Konfederacja już założyła nowy profil na Facebooku. "Stańcie z nami po stronie wolności słowa!"
Wraz z początkiem roku Facebook poinformował o usunięciu profilu Konfederacji z powodu "łamania regulaminu dot. informacji o COVID-19". Taka decyzja wywołała niemałe oburzenie wśród polityków partii, którzy już zapowiedzieli pozew cywilny przeciwko portalowi. 11 stycznia politycy Konfederacji założyli na Facebooku nowy profil.
- 5 stycznia profil Konfederacji na Facebooku został zablokowany
- Kilka dni później partia założyła na portalu społecznościowym nowy profil
- – To nie znaczy, że partia Konfederacja rezygnuje ze starań, by odzyskać swój profil – podkreślił podczas konferencji Krzysztof Bosak
Przypomnijmy, że dotychczasowy profil partii, który obserwowało około 671 tys. osób, został zablokowany 5 stycznia.

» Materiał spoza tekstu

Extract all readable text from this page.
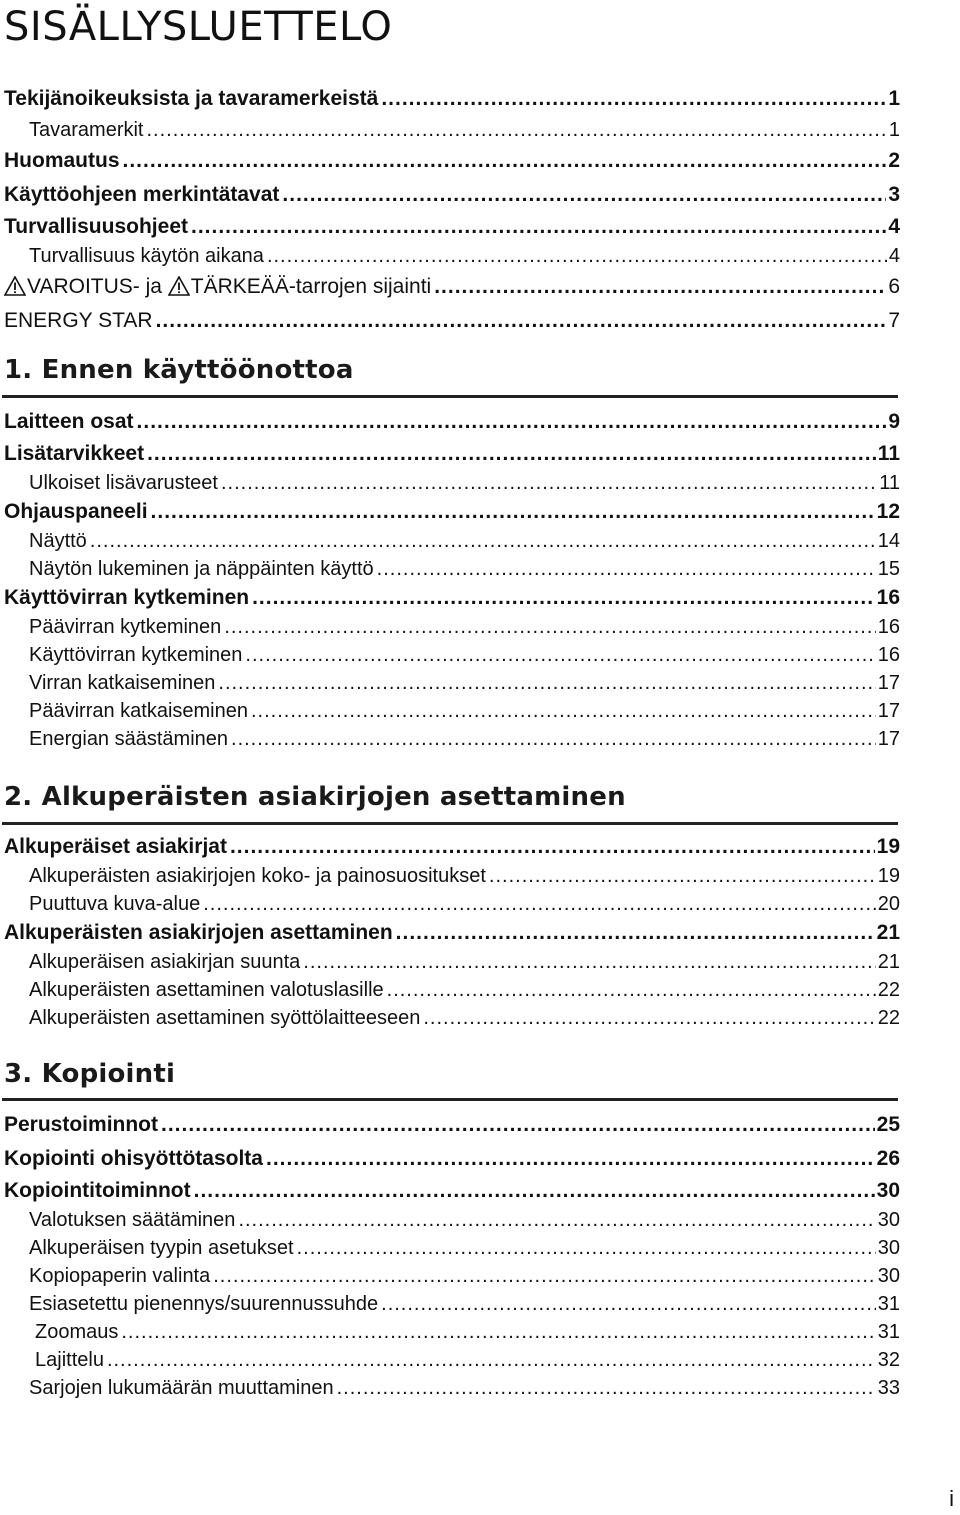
SISÄLLYSLUETTELO
Tekijänoikeuksista ja tavaramerkeistä .....	1
Tavaramerkit .....	1
Huomautus .....	2
Käyttöohjeen merkintätavat .....	3
Turvallisuusohjeet .....	4
Turvallisuus käytön aikana .....	4
VAROITUS- ja TÄRKEÄÄ-tarrojen sijainti .....	6
ENERGY STAR .....	7
1. Ennen käyttöönottoa
Laitteen osat .....	9
Lisätarvikkeet .....	11
Ulkoiset lisävarusteet .....	11
Ohjauspaneeli .....	12
Näyttö .....	14
Näytön lukeminen ja näppäinten käyttö .....	15
Käyttövirran kytkeminen .....	16
Päävirran kytkeminen .....	16
Käyttövirran kytkeminen .....	16
Virran katkaiseminen .....	17
Päävirran katkaiseminen .....	17
Energian säästäminen .....	17
2. Alkuperäisten asiakirjojen asettaminen
Alkuperäiset asiakirjat .....	19
Alkuperäisten asiakirjojen koko- ja painosuositukset .....	19
Puuttuva kuva-alue .....	20
Alkuperäisten asiakirjojen asettaminen .....	21
Alkuperäisen asiakirjan suunta .....	21
Alkuperäisten asettaminen valotuslasille .....	22
Alkuperäisten asettaminen syöttölaitteeseen .....	22
3. Kopiointi
Perustoiminnot .....	25
Kopiointi ohisyöttötasolta .....	26
Kopiointitoiminnot .....	30
Valotuksen säätäminen .....	30
Alkuperäisen tyypin asetukset .....	30
Kopiopaperin valinta .....	30
Esiasetettu pienennys/suurennussuhde .....	31
Zoomaus .....	31
Lajittelu .....	32
Sarjojen lukumäärän muuttaminen .....	33
i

Z oficjalnego komunikatu portalu społecznościowego wynikało, że powodem blokady było "wielokrotne naruszenie standardów sieci społecznościowej, zwłaszcza jeśli chodzi o treści dotyczące pandemii COVID-19, oraz używanie mowy nienawiści".
– Podjęliśmy decyzję, iż jako Koło Poselskie Konfederacja, chcąc komunikować się z naszymi wyborcami i sympatykami, uruchamiamy oficjalny profil na Facebooku. To nie znaczy, że partia Konfederacja rezygnuje ze starań, by odzyskać swój profil – oświadczył Krzysztof Bosak podczas konferencji prasowej w Sejmie.
Jak dodał, nowy profil wystartował pod nazwą "Konfederacja - Koło Poselskie" i będą na nim publikowane "informacje o pracy 11 posłów partii, w tym o ich stanowiskach i wystąpieniach sejmowych".
Bosak podkreślił też, że Koło Poselskie Konfederacja oraz partia Konfederacja Wolność i Niepodległość (KWiN) to "dwie zupełnie różne osoby prawne, również z różnych kont biznesowych, jako partnerów korporacji Meta, operatora platformy Facebook".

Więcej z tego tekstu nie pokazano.